Celebrate People's History: The Dil Pickle Club
Artwork
Medium:
2 Color Offset Printed Poster
Date:
September 2009
Dimensions:
Artworks -
Height: 17"
Width: 11"
Description:
Poster is titled “The Dil Pickle Club." A blue and white poster where the left side of the image is entirely taken by a treehouse at the top of a tree. The title is at the top and there is text down the right side. There is more filling the bottom above the Celebrate People's History logo. Text reads: “1914—1933. A literary nightspot at the heart of the Chicago renaissance.

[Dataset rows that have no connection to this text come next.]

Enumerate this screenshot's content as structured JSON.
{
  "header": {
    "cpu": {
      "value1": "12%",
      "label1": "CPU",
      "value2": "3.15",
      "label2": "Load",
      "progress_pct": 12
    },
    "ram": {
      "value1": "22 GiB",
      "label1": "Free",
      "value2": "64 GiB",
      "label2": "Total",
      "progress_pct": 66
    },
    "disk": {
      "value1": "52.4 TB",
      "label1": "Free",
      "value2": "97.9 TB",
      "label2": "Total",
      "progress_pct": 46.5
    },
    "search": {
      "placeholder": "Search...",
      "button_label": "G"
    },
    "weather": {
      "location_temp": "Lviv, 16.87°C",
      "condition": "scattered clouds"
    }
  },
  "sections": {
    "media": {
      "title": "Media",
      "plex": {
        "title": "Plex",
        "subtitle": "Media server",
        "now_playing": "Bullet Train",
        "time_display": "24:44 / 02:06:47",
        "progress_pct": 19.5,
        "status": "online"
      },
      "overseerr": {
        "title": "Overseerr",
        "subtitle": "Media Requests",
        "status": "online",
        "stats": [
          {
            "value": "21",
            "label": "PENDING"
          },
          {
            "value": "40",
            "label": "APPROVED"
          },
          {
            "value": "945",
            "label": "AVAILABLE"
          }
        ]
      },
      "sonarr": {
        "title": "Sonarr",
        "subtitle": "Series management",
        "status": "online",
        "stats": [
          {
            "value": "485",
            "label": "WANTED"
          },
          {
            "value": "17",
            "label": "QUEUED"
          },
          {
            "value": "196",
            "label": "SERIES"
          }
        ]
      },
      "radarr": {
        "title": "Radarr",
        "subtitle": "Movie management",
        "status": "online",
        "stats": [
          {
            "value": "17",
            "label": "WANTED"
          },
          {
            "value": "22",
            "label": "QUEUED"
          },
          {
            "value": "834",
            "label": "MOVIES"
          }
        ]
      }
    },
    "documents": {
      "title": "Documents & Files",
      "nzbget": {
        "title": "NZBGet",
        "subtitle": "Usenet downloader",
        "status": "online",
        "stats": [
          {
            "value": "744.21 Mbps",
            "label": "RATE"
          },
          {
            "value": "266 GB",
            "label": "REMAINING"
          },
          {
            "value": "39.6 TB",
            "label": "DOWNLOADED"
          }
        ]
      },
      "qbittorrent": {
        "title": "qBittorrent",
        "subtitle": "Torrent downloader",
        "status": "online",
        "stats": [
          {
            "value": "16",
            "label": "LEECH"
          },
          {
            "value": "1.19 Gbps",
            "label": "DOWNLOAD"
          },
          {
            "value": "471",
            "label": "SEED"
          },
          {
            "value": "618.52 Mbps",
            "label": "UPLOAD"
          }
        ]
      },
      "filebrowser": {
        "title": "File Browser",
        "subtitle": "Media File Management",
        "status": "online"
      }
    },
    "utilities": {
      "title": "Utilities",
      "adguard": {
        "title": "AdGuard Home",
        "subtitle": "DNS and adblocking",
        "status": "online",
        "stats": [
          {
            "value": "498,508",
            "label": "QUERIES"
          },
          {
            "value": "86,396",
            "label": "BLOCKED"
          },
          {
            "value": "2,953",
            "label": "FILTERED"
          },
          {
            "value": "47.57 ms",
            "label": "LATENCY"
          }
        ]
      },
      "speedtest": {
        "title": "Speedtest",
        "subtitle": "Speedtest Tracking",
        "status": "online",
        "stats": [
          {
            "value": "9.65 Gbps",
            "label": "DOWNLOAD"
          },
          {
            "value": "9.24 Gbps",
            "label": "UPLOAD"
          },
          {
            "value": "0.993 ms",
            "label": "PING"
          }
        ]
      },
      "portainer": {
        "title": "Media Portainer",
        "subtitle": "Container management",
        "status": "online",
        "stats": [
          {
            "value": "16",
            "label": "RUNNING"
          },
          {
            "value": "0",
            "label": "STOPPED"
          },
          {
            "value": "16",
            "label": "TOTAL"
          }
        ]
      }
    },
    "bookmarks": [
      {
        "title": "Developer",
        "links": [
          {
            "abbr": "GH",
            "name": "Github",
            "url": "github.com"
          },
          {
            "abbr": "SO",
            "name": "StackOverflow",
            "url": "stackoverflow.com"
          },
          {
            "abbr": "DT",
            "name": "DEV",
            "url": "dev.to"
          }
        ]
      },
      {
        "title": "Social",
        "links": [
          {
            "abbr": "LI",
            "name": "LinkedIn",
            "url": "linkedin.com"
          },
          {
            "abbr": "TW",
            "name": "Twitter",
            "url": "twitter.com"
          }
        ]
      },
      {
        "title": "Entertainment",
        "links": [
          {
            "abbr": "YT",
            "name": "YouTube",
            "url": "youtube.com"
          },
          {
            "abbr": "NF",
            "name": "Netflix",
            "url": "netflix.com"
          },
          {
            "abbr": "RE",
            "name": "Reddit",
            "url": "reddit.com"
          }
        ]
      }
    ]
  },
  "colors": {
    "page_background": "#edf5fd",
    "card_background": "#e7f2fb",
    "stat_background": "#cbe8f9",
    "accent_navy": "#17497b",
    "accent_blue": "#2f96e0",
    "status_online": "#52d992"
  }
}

Around the corner from Bughouse Square, down Tooker Alley, was Chicago’s radical nexus billed the Dil Pickle Club. Here, every openness on the road to anarchy was extolled through plays, dancing, readings, lectures, and heckling. The ringleaders asked, “Are you a nut about anything?”
“If so, Jack Jones and the Dil Pickle Club went looking for you.
“The Impresarios! Jack Jones, arsonist, bomb maker, and Wobbly. Jim Larkin, trade union leader and social activist, on the lam from Dublin. Slim Brundage, beatnik janitor and founder of the college of complexes. Ben Reitman, clap doctor and lover to Emma Goldman.
“Home to hobohemians, newberry librarians, derelicts, ozone orators, poets, painters, journalists, sex workers, Wobblies, professors, lawyers, doctors, and earnest young husbands and wives.”
Historical Context:
The Celebrate People’s History posters are rooted in the do-it-yourself tradition of mass-produced political propaganda. These posters embody democracy, inclusion, and group participation in the writing and interpretation of the past. Unlike most political posters, the posters part of the Celebrate People’s History series tell the stories of the underdogs, those individuals and groups helping to move forward the collective struggle of humanity to create a more just world. For 20 years, over 130 different posters have been displayed on the streets of over a dozen cities representing over 150 artists and writers. The Celebrate People’s History Poster Series has been organized and curated by Josh MacPhee since 1998.